Over the past 4 years I've gone through a few versions of cross-cut sleds.
The kind we used at school was very plain, and while it worked, it was not what I would call optimal. It was basically like this one that I made for my contractor saw a few years ago. Big fences, mounted as square as possible to a huge piece of MDF. Setting up repetitive cuts meant clamping a huge L-stick to the fence, which was a huge pain in the ass. Clamping it up meant using one hand to hold up the stick in place, one hand to operate the clamp, and another hand to hold the tape measure, to make sure the stick was being clamped up in the right place.

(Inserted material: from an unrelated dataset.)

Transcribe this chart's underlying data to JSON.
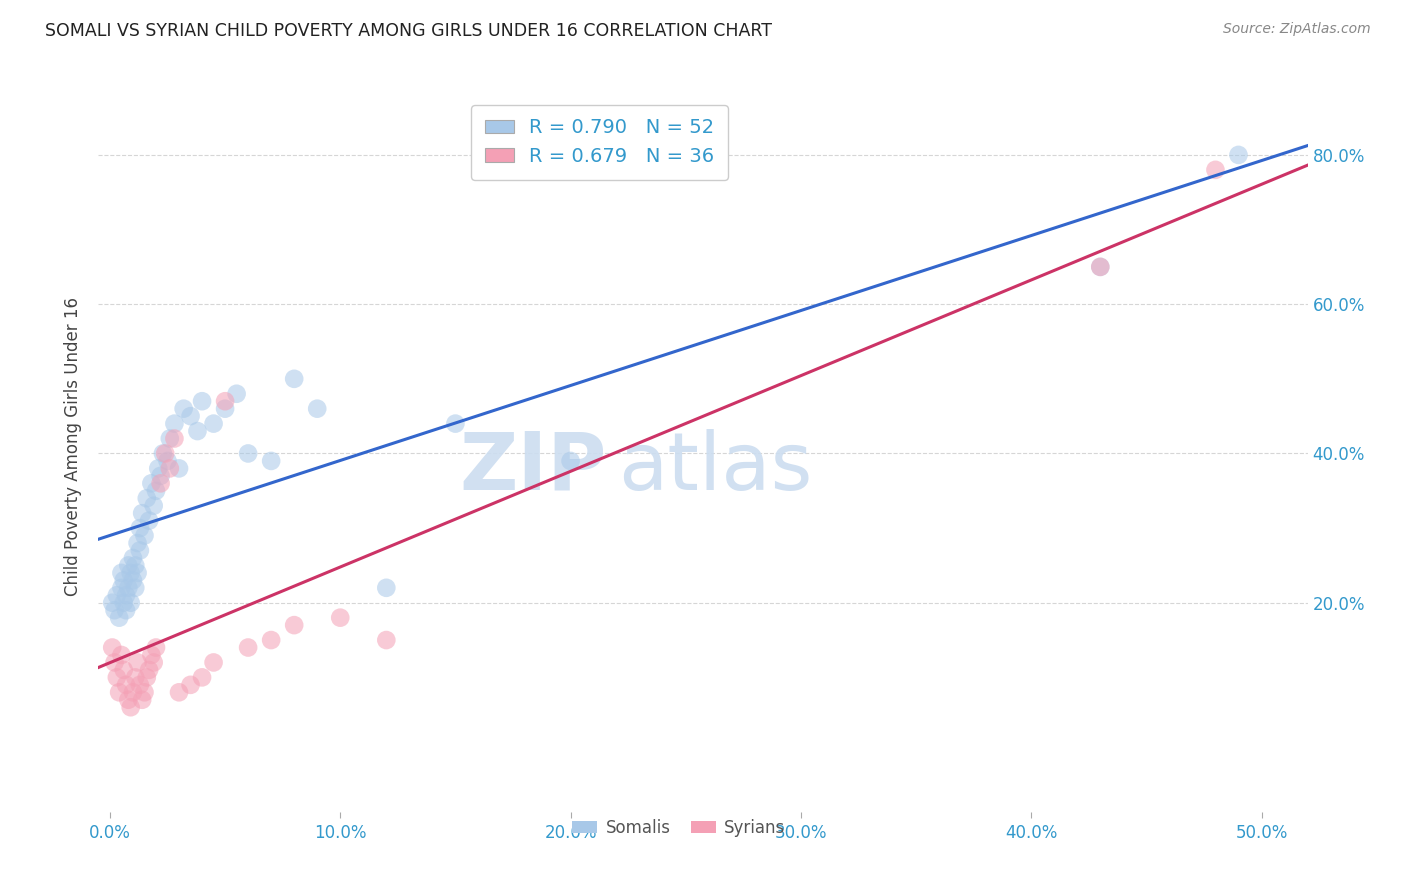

My first attempt at a miter bar was intended to solve most of the problem. The L-stick would have a wooden bar mounted to it that would hold the stick up in a horizontal position, and a knob would thread onto a bolt through said stick, and the bolt would engage with a T-track to clamp the thing down. In short, I could use the knob to set the position AND clamp the setting in place, while I measured with the tape measure using my other hand. Voila... I no longer need to use three hands.
This is the most recent version, and it's the first one I'm really proud of. The Kreg rails add several important advantages: Kreg's production stop is AWESOME, the adhesive scale that sticks to the rail means I don't need a tape measure anymore, all that metal adds mass, which helps the sled slide very well, but most importantly, because they bolt onto the fence, I can loosen the bolts and shim the fences to be perfectly square if I need to.

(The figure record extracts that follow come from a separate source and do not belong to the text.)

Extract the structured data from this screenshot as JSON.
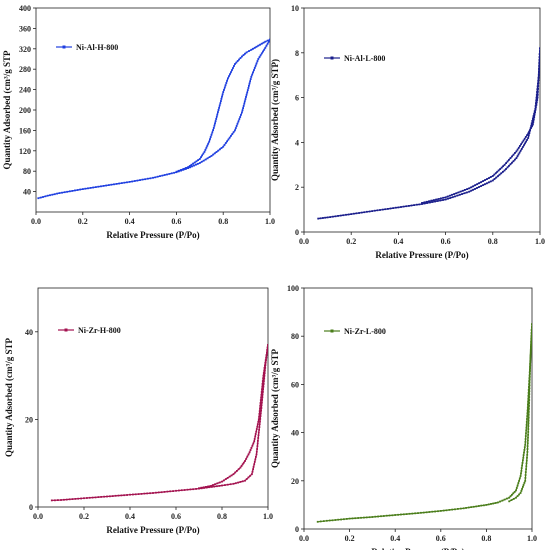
{
  "chart_data": [
    {
      "type": "line",
      "title": "",
      "xlabel": "Relative Pressure (P/Po)",
      "ylabel": "Quantity Adsorbed (cm³/g STP",
      "xlim": [
        0.0,
        1.0
      ],
      "ylim": [
        0,
        400
      ],
      "xticks": [
        "0.0",
        "0.2",
        "0.4",
        "0.6",
        "0.8",
        "1.0"
      ],
      "yticks": [
        "40",
        "80",
        "120",
        "160",
        "200",
        "240",
        "280",
        "320",
        "360",
        "400"
      ],
      "legend": "top-left",
      "color": "#1f3fe0",
      "series": [
        {
          "name": "Ni-Al-H-800",
          "adsorption": [
            [
              0.01,
              27
            ],
            [
              0.05,
              32
            ],
            [
              0.1,
              37
            ],
            [
              0.2,
              45
            ],
            [
              0.3,
              52
            ],
            [
              0.4,
              59
            ],
            [
              0.5,
              67
            ],
            [
              0.6,
              78
            ],
            [
              0.65,
              86
            ],
            [
              0.7,
              96
            ],
            [
              0.75,
              110
            ],
            [
              0.8,
              128
            ],
            [
              0.85,
              160
            ],
            [
              0.88,
              195
            ],
            [
              0.9,
              230
            ],
            [
              0.92,
              265
            ],
            [
              0.95,
              300
            ],
            [
              0.98,
              322
            ],
            [
              1.0,
              338
            ]
          ],
          "desorption": [
            [
              1.0,
              338
            ],
            [
              0.98,
              334
            ],
            [
              0.95,
              326
            ],
            [
              0.92,
              318
            ],
            [
              0.9,
              313
            ],
            [
              0.88,
              305
            ],
            [
              0.85,
              290
            ],
            [
              0.82,
              262
            ],
            [
              0.8,
              235
            ],
            [
              0.78,
              200
            ],
            [
              0.76,
              165
            ],
            [
              0.74,
              138
            ],
            [
              0.72,
              118
            ],
            [
              0.7,
              104
            ],
            [
              0.65,
              88
            ],
            [
              0.6,
              79
            ]
          ]
        }
      ]
    },
    {
      "type": "line",
      "title": "",
      "xlabel": "Relative Pressure (P/Po)",
      "ylabel": "Quantity Adsorbed (cm³/g STP)",
      "xlim": [
        0.0,
        1.0
      ],
      "ylim": [
        0,
        10
      ],
      "xticks": [
        "0.0",
        "0.2",
        "0.4",
        "0.6",
        "0.8",
        "1.0"
      ],
      "yticks": [
        "0",
        "2",
        "4",
        "6",
        "8",
        "10"
      ],
      "legend": "top-left",
      "color": "#1b1f8c",
      "series": [
        {
          "name": "Ni-Al-L-800",
          "adsorption": [
            [
              0.06,
              0.6
            ],
            [
              0.1,
              0.65
            ],
            [
              0.2,
              0.8
            ],
            [
              0.3,
              0.95
            ],
            [
              0.4,
              1.1
            ],
            [
              0.5,
              1.25
            ],
            [
              0.6,
              1.45
            ],
            [
              0.7,
              1.8
            ],
            [
              0.8,
              2.3
            ],
            [
              0.85,
              2.75
            ],
            [
              0.9,
              3.3
            ],
            [
              0.95,
              4.2
            ],
            [
              0.98,
              5.5
            ],
            [
              0.995,
              7.0
            ],
            [
              1.0,
              8.2
            ]
          ],
          "desorption": [
            [
              1.0,
              8.2
            ],
            [
              0.99,
              6.0
            ],
            [
              0.97,
              4.8
            ],
            [
              0.95,
              4.4
            ],
            [
              0.9,
              3.6
            ],
            [
              0.85,
              3.0
            ],
            [
              0.8,
              2.5
            ],
            [
              0.7,
              1.95
            ],
            [
              0.6,
              1.55
            ],
            [
              0.5,
              1.3
            ]
          ]
        }
      ]
    },
    {
      "type": "line",
      "title": "",
      "xlabel": "Relative Pressure (P/Po)",
      "ylabel": "Quantity Adsorbed (cm³/g STP",
      "xlim": [
        0.0,
        1.0
      ],
      "ylim": [
        0,
        50
      ],
      "xticks": [
        "0.0",
        "0.2",
        "0.4",
        "0.6",
        "0.8",
        "1.0"
      ],
      "yticks": [
        "0",
        "20",
        "40"
      ],
      "legend": "top-left",
      "color": "#a3124f",
      "series": [
        {
          "name": "Ni-Zr-H-800",
          "adsorption": [
            [
              0.06,
              1.5
            ],
            [
              0.1,
              1.6
            ],
            [
              0.2,
              2.0
            ],
            [
              0.3,
              2.4
            ],
            [
              0.4,
              2.8
            ],
            [
              0.5,
              3.2
            ],
            [
              0.6,
              3.7
            ],
            [
              0.7,
              4.2
            ],
            [
              0.8,
              4.9
            ],
            [
              0.85,
              5.3
            ],
            [
              0.9,
              6.0
            ],
            [
              0.93,
              7.5
            ],
            [
              0.95,
              12.0
            ],
            [
              0.97,
              22.0
            ],
            [
              0.99,
              33.0
            ],
            [
              1.0,
              37.0
            ]
          ],
          "desorption": [
            [
              1.0,
              37.0
            ],
            [
              0.98,
              30.0
            ],
            [
              0.96,
              20.0
            ],
            [
              0.94,
              15.0
            ],
            [
              0.92,
              12.5
            ],
            [
              0.9,
              10.5
            ],
            [
              0.88,
              9.0
            ],
            [
              0.85,
              7.5
            ],
            [
              0.8,
              5.8
            ],
            [
              0.75,
              4.8
            ],
            [
              0.7,
              4.3
            ]
          ]
        }
      ]
    },
    {
      "type": "line",
      "title": "",
      "xlabel": "Relative Pressure (P/Po)",
      "ylabel": "Quantity Adsorbed (cm³/g STP",
      "xlim": [
        0.0,
        1.0
      ],
      "ylim": [
        0,
        100
      ],
      "xticks": [
        "0.0",
        "0.2",
        "0.4",
        "0.6",
        "0.8",
        "1.0"
      ],
      "yticks": [
        "0",
        "20",
        "40",
        "60",
        "80",
        "100"
      ],
      "legend": "top-left",
      "color": "#4a7d1a",
      "series": [
        {
          "name": "Ni-Zr-L-800",
          "adsorption": [
            [
              0.06,
              3.0
            ],
            [
              0.1,
              3.4
            ],
            [
              0.2,
              4.3
            ],
            [
              0.3,
              5.0
            ],
            [
              0.4,
              5.8
            ],
            [
              0.5,
              6.6
            ],
            [
              0.6,
              7.5
            ],
            [
              0.7,
              8.6
            ],
            [
              0.8,
              10.0
            ],
            [
              0.85,
              11.0
            ],
            [
              0.9,
              13.0
            ],
            [
              0.93,
              16.0
            ],
            [
              0.95,
              22.0
            ],
            [
              0.97,
              35.0
            ],
            [
              0.98,
              48.0
            ],
            [
              0.99,
              65.0
            ],
            [
              1.0,
              85.0
            ]
          ],
          "desorption": [
            [
              1.0,
              85.0
            ],
            [
              0.995,
              75.0
            ],
            [
              0.99,
              62.0
            ],
            [
              0.985,
              45.0
            ],
            [
              0.98,
              32.0
            ],
            [
              0.97,
              20.0
            ],
            [
              0.95,
              15.0
            ],
            [
              0.93,
              13.0
            ],
            [
              0.9,
              11.5
            ]
          ]
        }
      ]
    }
  ]
}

I made the floor of the sled out of 1/2" ply, ran dadoes for the rails, as well as for the fence, to make sure everything was positively square. Each side was made separately, and then joined when I mounted the fence, and the bridge in the back. I finished the whole thing with sanding sealer, so that the plywood wouldn't distort when I waxed the underside of the sled. (Wax works wonders... the whole thing slides like it's on marbles that are rolling in a puddle of WD-40.)
I wanted to use a replaceable zero-clearance insert, and the easiest way I could think of to lay one in and have it sit flush with the rest of the floor was to lay one whole layer of the same material. So, I made the insert, installed it, and then used contact cement to lay down the adjacent panels. With the replaceable insert, I should be able to use the sled for dados, and mitered cuts, too.